Beim rückläufigen Langzeittrend spielen u.a. der Ausbau des Rettungswesens, der Notfallmedizin, der Krisenintervention und der psychiatrisch-psychotherapeutischen Versorgung eine Rolle. Aber warum waren die Suizide bei den Frauen stärker rückläufig als bei den Männern? Verläuft die Entwicklung bei den suizidalen Neigungen und den Suizidversuchen ähnlich wie bei den Suiziden? Wie erklären sich regional unterschiedliche Entwicklungen? Welche Rolle spielen gesellschaftliche Rahmenbedingungen? Würden die Suizide beispielsweise bei einer Liberalisierung der Sterbehilfe signifikant zunehmen? War die Stagnation des Rückgangs nach 2007 wirklich ein Effekt der Finanzkrise? Und warum gehen die Zahlen jetzt wieder zurück?

Etwas mehr Licht ins Dunkel solcher Fragen bringt hoffentlich die beim Robert Koch-Institut gerade begonnene nationale „Mental Health Surveillance“. Das RKI will unter diesem Label ein aussagekräftiges Indikatorensystem zur psychischen Gesundheit aufbauen – von den Risikofaktoren bis zur Versorgung. Erste Arbeitsergebnisse sollen schon im nächsten Jahr vorliegen.

Kommentare (11)

  1. #1 hto
    14. Dezember 2019

    Der Rückgang wird bei den Frauen wohl eine Folge der Emanzipation sein.

  2. #2 Gerald Fix
    14. Dezember 2019

    Zum Vergleich wäre eine Statistik der Selbstmordversuche (also einschließlich der erfolglosen) interessant; leider habe ich das nicht gefunden. Interessant sind auch Aussagen, dass die Selbstmordrate bei Ärzten sehr hoch ist (https://www.praktischarzt.de/blog/selbstmord-aerzte/). Oder ist das vielleicht statistisch verzerrt, weil Ärzte wissen, “wie man’s macht”?

    • #3 Joseph Kuhn
      14. Dezember 2019

      @ Gerald Fix:

      Eine Statistik der Suizidversuche gibt es nicht. Es gibt nur einige wenige Studien, die zudem nicht repräsentativ sind, mit dem Befund, dass anders als bei den Suiziden bei den Suizidversuchen Frauen deutlich häufiger betroffen sind.

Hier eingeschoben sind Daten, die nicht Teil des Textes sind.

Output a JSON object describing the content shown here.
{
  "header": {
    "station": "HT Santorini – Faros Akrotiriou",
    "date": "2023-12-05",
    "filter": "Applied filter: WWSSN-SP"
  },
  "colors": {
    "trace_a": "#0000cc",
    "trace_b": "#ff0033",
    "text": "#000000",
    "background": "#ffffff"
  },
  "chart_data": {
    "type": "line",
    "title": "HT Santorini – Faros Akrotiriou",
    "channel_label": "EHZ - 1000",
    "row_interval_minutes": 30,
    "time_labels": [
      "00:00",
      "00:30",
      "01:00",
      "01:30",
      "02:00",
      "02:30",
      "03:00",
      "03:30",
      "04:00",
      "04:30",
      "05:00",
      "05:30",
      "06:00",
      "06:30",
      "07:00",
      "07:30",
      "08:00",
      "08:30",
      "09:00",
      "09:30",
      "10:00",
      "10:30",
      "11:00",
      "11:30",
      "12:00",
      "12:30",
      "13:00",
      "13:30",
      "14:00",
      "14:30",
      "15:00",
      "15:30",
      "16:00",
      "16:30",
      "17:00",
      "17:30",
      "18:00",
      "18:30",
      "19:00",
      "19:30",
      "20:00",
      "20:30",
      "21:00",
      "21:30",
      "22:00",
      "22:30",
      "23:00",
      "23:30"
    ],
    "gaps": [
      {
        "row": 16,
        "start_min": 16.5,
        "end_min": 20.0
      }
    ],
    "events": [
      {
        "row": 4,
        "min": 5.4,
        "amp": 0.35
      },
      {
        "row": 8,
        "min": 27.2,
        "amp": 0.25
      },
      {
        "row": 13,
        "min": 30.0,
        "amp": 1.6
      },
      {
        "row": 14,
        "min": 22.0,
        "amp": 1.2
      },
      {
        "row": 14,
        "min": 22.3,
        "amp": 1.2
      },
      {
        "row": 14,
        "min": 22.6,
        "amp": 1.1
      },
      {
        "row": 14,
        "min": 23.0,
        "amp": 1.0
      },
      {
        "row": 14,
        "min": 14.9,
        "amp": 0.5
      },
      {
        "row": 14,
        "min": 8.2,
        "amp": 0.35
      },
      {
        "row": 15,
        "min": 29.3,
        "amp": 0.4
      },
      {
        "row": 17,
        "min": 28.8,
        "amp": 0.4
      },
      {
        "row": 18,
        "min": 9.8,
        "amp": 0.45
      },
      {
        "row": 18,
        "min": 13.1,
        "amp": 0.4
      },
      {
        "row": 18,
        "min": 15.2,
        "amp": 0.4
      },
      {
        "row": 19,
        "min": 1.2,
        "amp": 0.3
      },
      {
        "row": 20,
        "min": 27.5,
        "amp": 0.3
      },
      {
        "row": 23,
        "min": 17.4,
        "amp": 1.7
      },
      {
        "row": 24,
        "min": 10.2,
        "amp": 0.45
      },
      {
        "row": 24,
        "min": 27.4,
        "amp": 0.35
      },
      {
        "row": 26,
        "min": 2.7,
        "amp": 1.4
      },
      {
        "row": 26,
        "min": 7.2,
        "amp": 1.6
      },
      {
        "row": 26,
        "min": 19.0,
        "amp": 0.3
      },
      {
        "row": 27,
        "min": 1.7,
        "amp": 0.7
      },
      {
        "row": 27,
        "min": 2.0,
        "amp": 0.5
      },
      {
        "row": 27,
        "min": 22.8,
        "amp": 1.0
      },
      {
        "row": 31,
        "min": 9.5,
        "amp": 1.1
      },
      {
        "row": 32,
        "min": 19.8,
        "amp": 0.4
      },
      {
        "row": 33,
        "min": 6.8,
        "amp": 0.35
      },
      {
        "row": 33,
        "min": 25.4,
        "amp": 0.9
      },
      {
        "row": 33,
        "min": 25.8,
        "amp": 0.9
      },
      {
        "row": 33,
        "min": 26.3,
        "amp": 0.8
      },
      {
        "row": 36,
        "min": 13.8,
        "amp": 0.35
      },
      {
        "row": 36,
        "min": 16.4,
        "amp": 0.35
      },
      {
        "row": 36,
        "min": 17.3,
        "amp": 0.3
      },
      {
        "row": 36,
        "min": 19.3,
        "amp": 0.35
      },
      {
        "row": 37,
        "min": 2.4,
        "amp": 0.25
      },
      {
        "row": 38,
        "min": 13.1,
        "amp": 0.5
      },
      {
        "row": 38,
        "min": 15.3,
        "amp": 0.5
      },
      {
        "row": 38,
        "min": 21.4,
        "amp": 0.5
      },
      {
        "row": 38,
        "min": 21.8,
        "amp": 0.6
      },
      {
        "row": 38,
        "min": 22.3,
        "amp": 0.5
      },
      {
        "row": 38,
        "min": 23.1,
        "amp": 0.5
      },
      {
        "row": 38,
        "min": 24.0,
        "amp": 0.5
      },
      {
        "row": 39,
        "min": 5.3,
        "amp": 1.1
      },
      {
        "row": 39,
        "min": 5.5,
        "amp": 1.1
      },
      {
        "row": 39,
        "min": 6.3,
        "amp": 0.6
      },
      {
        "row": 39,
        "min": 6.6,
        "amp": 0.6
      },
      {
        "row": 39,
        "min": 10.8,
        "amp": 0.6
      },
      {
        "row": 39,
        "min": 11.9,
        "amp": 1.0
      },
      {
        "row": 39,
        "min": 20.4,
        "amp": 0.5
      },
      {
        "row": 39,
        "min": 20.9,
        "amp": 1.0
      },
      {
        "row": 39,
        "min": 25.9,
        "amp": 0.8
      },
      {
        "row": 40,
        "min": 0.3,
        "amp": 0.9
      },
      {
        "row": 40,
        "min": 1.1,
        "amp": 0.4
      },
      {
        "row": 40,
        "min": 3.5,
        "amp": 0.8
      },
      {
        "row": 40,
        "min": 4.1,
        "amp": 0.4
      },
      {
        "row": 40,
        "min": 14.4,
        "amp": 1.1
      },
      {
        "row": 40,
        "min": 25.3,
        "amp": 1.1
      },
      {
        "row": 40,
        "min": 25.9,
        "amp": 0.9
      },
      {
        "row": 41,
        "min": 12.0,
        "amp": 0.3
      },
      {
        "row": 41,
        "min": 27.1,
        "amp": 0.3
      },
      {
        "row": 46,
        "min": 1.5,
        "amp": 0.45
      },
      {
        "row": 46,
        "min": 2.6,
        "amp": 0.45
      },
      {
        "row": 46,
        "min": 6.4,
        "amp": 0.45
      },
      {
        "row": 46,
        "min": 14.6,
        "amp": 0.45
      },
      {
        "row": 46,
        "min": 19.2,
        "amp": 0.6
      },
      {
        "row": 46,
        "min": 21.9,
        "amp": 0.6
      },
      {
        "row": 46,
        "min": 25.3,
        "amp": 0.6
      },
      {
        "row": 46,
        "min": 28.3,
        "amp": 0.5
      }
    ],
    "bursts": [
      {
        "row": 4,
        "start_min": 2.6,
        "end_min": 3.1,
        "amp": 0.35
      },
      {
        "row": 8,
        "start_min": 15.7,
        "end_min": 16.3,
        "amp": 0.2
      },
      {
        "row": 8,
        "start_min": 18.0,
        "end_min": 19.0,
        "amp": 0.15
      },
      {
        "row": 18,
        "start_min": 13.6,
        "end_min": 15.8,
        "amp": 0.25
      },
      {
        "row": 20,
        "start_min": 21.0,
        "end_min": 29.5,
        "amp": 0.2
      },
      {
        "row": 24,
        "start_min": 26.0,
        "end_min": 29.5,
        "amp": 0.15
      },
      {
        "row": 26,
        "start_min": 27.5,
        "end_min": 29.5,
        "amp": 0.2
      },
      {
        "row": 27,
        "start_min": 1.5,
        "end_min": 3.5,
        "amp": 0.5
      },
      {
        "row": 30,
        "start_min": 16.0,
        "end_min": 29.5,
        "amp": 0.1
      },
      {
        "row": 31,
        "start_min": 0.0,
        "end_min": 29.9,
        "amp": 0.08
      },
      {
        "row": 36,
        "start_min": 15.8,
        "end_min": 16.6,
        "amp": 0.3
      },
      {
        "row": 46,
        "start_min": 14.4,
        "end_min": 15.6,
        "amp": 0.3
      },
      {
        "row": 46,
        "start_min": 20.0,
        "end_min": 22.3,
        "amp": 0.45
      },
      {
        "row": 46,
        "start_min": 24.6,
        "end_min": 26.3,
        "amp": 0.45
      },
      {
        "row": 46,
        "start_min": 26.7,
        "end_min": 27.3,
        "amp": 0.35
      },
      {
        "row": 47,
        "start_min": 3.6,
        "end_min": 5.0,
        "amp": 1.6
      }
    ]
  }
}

      Was die erhöhte Suizidrate bei Ärzt/innen angeht, müsste man die Ausgangsdaten kennen. Aber unplausibel ist die Aussage nicht, der Beruf ist hochbelastend und Ärzt/innen haben zugleich einen hohen Anspruch an ihre Leistungsfähigkeit. Das führt u.a. zu Suchtmittelkonsum, Burnout usw.

  3. #4 hto
    14. Dezember 2019

    @Fix

    Interessant? Selbstmordversuch ERFOLGREICH – also mit happy end???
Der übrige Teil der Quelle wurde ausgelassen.